Les peuples du Nord de l’Europe l’ont conquise en hommes libres ; les peuples du Nord de l’Asie l’ont conquise en esclaves, et n’ont vaincu que pour un maître.
La raison en est que le peuple tartare, conquérant naturel de l’Asie, est devenu esclave lui-même.
… C’est ce qui a fait que le génie de la nation tartare ou gétique a toujours été semblable à celui des empires de l’Asie. Les peuples, dans ceux-ci, sont gouvernés par le bâton ; les peuples tartares par les longs fouets. L’esprit de l’Europe a toujours été contraire à ces mœurs ; et, dans tous les temps, ce que les peuples d’Asie ont appelé punition, les peuples d’Europe l’ont appelé outrage.

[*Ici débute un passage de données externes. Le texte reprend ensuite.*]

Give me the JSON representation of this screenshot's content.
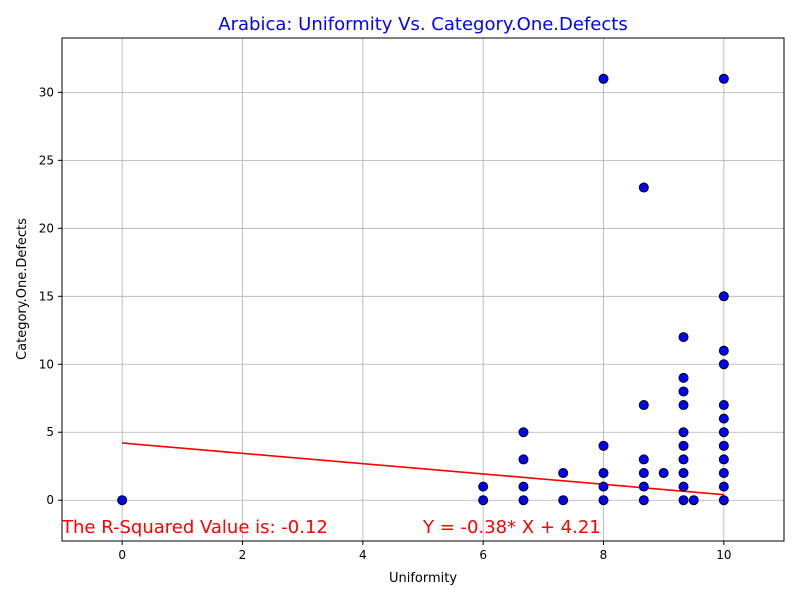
{
  "chart_data": {
    "type": "scatter",
    "title": "Arabica: Uniformity Vs. Category.One.Defects",
    "title_color": "#0000ff",
    "xlabel": "Uniformity",
    "ylabel": "Category.One.Defects",
    "xlim": [
      -1,
      11
    ],
    "ylim": [
      -3,
      34
    ],
    "xticks": [
      0,
      2,
      4,
      6,
      8,
      10
    ],
    "yticks": [
      0,
      5,
      10,
      15,
      20,
      25,
      30
    ],
    "grid": true,
    "point_color": "#0000ff",
    "point_edge_color": "#000000",
    "line_color": "#ff0000",
    "annotation_color": "#ff0000",
    "points": [
      {
        "x": 0,
        "y": 0
      },
      {
        "x": 6,
        "y": 0
      },
      {
        "x": 6,
        "y": 1
      },
      {
        "x": 6.67,
        "y": 0
      },
      {
        "x": 6.67,
        "y": 1
      },
      {
        "x": 6.67,
        "y": 3
      },
      {
        "x": 6.67,
        "y": 5
      },
      {
        "x": 7.33,
        "y": 0
      },
      {
        "x": 7.33,
        "y": 2
      },
      {
        "x": 8,
        "y": 0
      },
      {
        "x": 8,
        "y": 1
      },
      {
        "x": 8,
        "y": 2
      },
      {
        "x": 8,
        "y": 4
      },
      {
        "x": 8,
        "y": 31
      },
      {
        "x": 8.67,
        "y": 0
      },
      {
        "x": 8.67,
        "y": 1
      },
      {
        "x": 8.67,
        "y": 2
      },
      {
        "x": 8.67,
        "y": 3
      },
      {
        "x": 8.67,
        "y": 7
      },
      {
        "x": 8.67,
        "y": 23
      },
      {
        "x": 9,
        "y": 2
      },
      {
        "x": 9.33,
        "y": 0
      },
      {
        "x": 9.33,
        "y": 1
      },
      {
        "x": 9.33,
        "y": 2
      },
      {
        "x": 9.33,
        "y": 3
      },
      {
        "x": 9.33,
        "y": 4
      },
      {
        "x": 9.33,
        "y": 5
      },
      {
        "x": 9.33,
        "y": 7
      },
      {
        "x": 9.33,
        "y": 8
      },
      {
        "x": 9.33,
        "y": 9
      },
      {
        "x": 9.33,
        "y": 12
      },
      {
        "x": 9.5,
        "y": 0
      },
      {
        "x": 10,
        "y": 0
      },
      {
        "x": 10,
        "y": 1
      },
      {
        "x": 10,
        "y": 2
      },
      {
        "x": 10,
        "y": 3
      },
      {
        "x": 10,
        "y": 4
      },
      {
        "x": 10,
        "y": 5
      },
      {
        "x": 10,
        "y": 6
      },
      {
        "x": 10,
        "y": 7
      },
      {
        "x": 10,
        "y": 10
      },
      {
        "x": 10,
        "y": 11
      },
      {
        "x": 10,
        "y": 15
      },
      {
        "x": 10,
        "y": 31
      }
    ],
    "regression": {
      "slope": -0.38,
      "intercept": 4.21,
      "x_range": [
        0,
        10
      ]
    },
    "annotations": {
      "r_squared": "The R-Squared Value is: -0.12",
      "equation": "Y = -0.38* X + 4.21"
    }
  }
}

Les Tartares, détruisant l’empire grec, établirent dans le pays conquis la servitude et le despotisme ; les Goths, conquérant l’Empire romain, fondèrent partout la monarchie et la liberté.
Je ne sais si le fameux Rudbeck, qui, dans son Atlantique, a tant loué la Scandinavie, a parlé de cette grande prérogative qui doit mettre les nations qui l’habitent au-dessus de tous les peuples du monde : c’est qu’elles ont été la source de la liberté de l’Europe, c’est-à-dire de presque toute celle qui est aujourd’hui parmi les hommes.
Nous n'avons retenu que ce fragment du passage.